The Settlement Agreement establishes a fee schedule for specified
aspects of Summit Greenfield’s development. In general, the fee schedule simply
follows the Town’s Master Fee Schedule and therefore does not constitute a
“compromise” on the part of either the Town or Summit Greenfield; the
specification of the applicable fees is intended merely to reduce the potential for
disputes about the fees. Notably, however, the Settlement Agreement requires
Summit Greenfield to pay a recreation fee of $100,000 for the East Village
development, which again eliminates a potential future controversy given the
recreational amenities that are included in the East Village proposal.

Finally, the Settlement Agreement does not settle Summit
Greenfield’s tax certiorari claims, which will be litigated (or settled) separately.
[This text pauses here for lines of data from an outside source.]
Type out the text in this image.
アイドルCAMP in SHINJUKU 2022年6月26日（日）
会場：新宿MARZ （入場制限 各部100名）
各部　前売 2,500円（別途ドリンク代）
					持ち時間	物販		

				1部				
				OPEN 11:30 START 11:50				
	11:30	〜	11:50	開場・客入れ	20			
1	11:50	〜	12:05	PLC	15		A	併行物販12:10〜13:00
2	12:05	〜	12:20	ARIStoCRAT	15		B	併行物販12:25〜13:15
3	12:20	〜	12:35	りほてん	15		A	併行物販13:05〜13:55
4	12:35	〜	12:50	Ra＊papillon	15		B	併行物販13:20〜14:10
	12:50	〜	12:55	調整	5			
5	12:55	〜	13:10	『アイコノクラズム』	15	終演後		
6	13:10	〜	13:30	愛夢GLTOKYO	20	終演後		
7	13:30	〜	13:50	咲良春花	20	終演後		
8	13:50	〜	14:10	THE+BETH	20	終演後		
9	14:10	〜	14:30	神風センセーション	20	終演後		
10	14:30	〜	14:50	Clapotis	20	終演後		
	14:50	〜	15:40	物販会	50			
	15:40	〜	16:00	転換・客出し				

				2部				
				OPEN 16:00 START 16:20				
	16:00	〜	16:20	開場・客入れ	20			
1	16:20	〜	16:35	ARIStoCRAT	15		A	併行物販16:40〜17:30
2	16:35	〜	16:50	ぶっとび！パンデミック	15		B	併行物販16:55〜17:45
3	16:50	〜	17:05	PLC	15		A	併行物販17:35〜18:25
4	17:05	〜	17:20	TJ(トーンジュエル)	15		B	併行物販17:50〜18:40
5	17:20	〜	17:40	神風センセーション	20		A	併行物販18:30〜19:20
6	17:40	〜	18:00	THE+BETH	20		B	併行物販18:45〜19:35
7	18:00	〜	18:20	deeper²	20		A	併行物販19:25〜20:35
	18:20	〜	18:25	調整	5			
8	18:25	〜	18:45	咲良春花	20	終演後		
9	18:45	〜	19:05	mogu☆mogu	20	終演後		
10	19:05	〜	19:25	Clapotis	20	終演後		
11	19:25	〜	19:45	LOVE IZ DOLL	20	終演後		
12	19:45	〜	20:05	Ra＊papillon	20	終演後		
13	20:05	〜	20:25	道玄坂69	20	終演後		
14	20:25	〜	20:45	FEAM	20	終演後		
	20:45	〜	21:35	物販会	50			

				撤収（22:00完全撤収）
Because these claims have been de-linked from the matters addressed in the
Settlement Agreement, the Town and the Chappaqua Central School District will
continue their joint efforts to resolve them. Of course, if a rezoning is approved, it
will be with the expectation that the value of the Chappaqua Crossing property will
be stabilized and that we will avoid these sorts of serial tax certiorari claims in the
future.

With the Town’s review fees claim resolved, and with the prior
litigations suspended and subject to dismissal, all parties, including the Town,
Summit Greenfield and the citizens of New Castle, will be able to focus on the
current retail proposal for the site. The Town Board will hold one or more public
hearings on the retail proposal and all aspects of Summit Greenfield’s petition after
a DSEIS is determined to be complete.